The paper presents a novel and valuable contribution to the field of Large Language Models through the development of Trust Tensor, an online game designed to collect human-generated adversarial examples for instruction-following LLMs. This innovative approach not only aids in understanding the weaknesses of these models but also in creating benchmarks for evaluating LLM resistance to prompt injection attacks, a crucial aspect in the development of secure LLM-based applications. The public release of the high-quality dataset generated from this game further enhances the paper's contribution. However, there are areas for improvement. The paper could benefit from a clearer explanation of the threat model and a more direct connection to textual backdoor attacks to enhance readers' understanding. While there are concerns about the monotony of the game mechanism and the relevance of the paper's topic to the conference theme, these do not significantly detract from the overall value of the work.
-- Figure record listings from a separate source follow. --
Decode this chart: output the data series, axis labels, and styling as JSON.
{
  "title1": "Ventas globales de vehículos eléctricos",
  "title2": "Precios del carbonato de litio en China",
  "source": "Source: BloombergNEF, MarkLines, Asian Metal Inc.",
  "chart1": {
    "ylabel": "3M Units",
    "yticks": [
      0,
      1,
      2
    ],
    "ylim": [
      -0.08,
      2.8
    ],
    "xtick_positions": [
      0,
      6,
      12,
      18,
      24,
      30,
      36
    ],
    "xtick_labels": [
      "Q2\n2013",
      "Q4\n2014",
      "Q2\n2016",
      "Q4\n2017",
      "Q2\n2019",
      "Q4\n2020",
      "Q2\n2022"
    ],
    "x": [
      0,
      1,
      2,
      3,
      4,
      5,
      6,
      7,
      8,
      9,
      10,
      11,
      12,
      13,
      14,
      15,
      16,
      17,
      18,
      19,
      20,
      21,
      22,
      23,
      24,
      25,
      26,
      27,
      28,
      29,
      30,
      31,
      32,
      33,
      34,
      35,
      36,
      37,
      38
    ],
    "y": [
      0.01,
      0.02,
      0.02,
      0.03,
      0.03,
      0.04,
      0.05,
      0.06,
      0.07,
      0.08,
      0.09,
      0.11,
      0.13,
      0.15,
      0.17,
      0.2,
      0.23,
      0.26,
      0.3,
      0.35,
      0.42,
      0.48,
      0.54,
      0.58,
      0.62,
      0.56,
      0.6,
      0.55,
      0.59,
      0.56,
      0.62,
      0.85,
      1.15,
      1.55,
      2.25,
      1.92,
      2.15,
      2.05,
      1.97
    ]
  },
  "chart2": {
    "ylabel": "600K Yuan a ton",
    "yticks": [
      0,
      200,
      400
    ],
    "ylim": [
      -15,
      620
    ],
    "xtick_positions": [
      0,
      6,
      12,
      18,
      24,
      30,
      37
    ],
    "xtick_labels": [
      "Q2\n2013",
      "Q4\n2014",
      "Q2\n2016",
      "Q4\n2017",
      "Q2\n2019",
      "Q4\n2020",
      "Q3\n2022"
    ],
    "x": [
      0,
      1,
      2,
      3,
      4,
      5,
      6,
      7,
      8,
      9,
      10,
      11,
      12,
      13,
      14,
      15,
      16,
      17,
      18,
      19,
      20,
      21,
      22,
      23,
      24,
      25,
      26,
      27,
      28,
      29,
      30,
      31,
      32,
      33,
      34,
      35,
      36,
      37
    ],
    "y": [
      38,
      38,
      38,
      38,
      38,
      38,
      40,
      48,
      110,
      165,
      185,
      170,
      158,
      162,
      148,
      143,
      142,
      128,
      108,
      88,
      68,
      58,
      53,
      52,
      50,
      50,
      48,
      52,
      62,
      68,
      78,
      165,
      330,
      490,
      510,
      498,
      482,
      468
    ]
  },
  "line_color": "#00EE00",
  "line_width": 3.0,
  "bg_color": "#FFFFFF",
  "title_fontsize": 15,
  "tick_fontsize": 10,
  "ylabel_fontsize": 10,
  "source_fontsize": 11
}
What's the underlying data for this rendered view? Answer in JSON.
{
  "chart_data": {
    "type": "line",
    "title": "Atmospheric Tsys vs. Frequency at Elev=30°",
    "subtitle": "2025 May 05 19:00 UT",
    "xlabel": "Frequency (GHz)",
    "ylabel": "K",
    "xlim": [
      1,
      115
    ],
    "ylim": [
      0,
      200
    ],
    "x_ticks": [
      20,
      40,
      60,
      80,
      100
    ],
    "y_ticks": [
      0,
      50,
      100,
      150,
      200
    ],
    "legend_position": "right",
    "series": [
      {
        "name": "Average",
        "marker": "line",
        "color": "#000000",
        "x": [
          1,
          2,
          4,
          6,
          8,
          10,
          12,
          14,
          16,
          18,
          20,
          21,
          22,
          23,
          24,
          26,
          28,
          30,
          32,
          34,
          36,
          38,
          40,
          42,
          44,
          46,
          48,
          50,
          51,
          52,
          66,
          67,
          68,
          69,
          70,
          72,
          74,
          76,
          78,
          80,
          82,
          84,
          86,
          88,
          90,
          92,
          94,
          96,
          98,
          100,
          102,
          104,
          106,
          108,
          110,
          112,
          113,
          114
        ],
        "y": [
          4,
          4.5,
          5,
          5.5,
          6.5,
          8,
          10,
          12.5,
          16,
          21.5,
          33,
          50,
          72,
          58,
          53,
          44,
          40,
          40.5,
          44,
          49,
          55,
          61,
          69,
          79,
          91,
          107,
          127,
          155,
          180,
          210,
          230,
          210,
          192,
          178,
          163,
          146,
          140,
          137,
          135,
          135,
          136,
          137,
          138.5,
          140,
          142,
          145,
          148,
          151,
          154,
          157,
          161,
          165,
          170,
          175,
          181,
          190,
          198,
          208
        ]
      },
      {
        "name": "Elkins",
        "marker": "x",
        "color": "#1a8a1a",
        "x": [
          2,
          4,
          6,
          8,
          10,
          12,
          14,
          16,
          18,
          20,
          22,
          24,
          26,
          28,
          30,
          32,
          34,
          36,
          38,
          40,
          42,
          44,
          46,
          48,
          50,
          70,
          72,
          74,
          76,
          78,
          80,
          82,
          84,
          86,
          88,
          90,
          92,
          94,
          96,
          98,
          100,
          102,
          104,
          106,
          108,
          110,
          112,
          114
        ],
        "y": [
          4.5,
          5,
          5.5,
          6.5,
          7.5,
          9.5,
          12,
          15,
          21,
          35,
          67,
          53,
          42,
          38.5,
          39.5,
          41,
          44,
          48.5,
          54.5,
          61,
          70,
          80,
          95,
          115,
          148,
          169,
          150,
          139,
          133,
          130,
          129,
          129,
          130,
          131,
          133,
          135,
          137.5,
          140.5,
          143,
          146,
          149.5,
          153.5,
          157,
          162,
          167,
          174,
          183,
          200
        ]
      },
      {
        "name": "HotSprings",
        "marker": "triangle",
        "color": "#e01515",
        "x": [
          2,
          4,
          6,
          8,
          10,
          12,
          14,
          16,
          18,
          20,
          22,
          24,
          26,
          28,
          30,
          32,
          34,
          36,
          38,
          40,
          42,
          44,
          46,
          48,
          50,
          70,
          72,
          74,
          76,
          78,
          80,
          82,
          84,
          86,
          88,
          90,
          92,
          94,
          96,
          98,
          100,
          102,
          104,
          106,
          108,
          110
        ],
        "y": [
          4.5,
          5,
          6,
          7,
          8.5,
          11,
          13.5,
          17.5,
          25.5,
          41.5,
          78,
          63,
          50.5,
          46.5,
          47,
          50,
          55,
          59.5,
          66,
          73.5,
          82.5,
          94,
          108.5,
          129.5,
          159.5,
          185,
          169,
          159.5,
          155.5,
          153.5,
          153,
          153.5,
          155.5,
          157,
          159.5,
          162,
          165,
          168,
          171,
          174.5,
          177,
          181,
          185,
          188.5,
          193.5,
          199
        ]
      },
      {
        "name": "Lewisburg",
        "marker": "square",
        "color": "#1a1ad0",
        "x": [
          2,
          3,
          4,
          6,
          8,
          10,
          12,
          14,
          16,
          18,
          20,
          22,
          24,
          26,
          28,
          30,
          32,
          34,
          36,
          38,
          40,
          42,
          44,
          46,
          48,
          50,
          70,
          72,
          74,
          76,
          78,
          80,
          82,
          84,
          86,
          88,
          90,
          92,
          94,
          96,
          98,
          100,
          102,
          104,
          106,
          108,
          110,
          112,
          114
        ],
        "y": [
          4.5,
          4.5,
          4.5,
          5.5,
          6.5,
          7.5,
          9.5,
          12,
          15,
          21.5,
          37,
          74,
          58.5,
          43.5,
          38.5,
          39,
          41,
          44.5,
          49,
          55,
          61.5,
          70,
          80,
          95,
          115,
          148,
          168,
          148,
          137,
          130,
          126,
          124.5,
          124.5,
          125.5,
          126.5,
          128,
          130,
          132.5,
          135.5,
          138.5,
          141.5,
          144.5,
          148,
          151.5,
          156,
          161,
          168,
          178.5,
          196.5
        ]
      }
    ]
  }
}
The distinction between the task of prompt extraction and the Trust Tensor game is noted, but the game's potential as a benchmark for adversarial robustness is a compelling strength. Overall, the paper is recommended for acceptance due to its originality, practical importance, and contribution to the security of LLMs.

为何不给更高分

N/A

为何不给更低分

The complexity of the adversarial example collection mechanism, the intricacies of the threat model, and the detailed nature of the benchmark creation are aspects that may not be effectively communicated in the limited scope of a poster. Posters typically require concise presentations, and the depth of this research, particularly in terms of its technical and security-related aspects, necessitates a more comprehensive format for presentation. A full-length presentation would better accommodate the detailed explanations and discussions needed to fully convey the significance and technicalities of this work.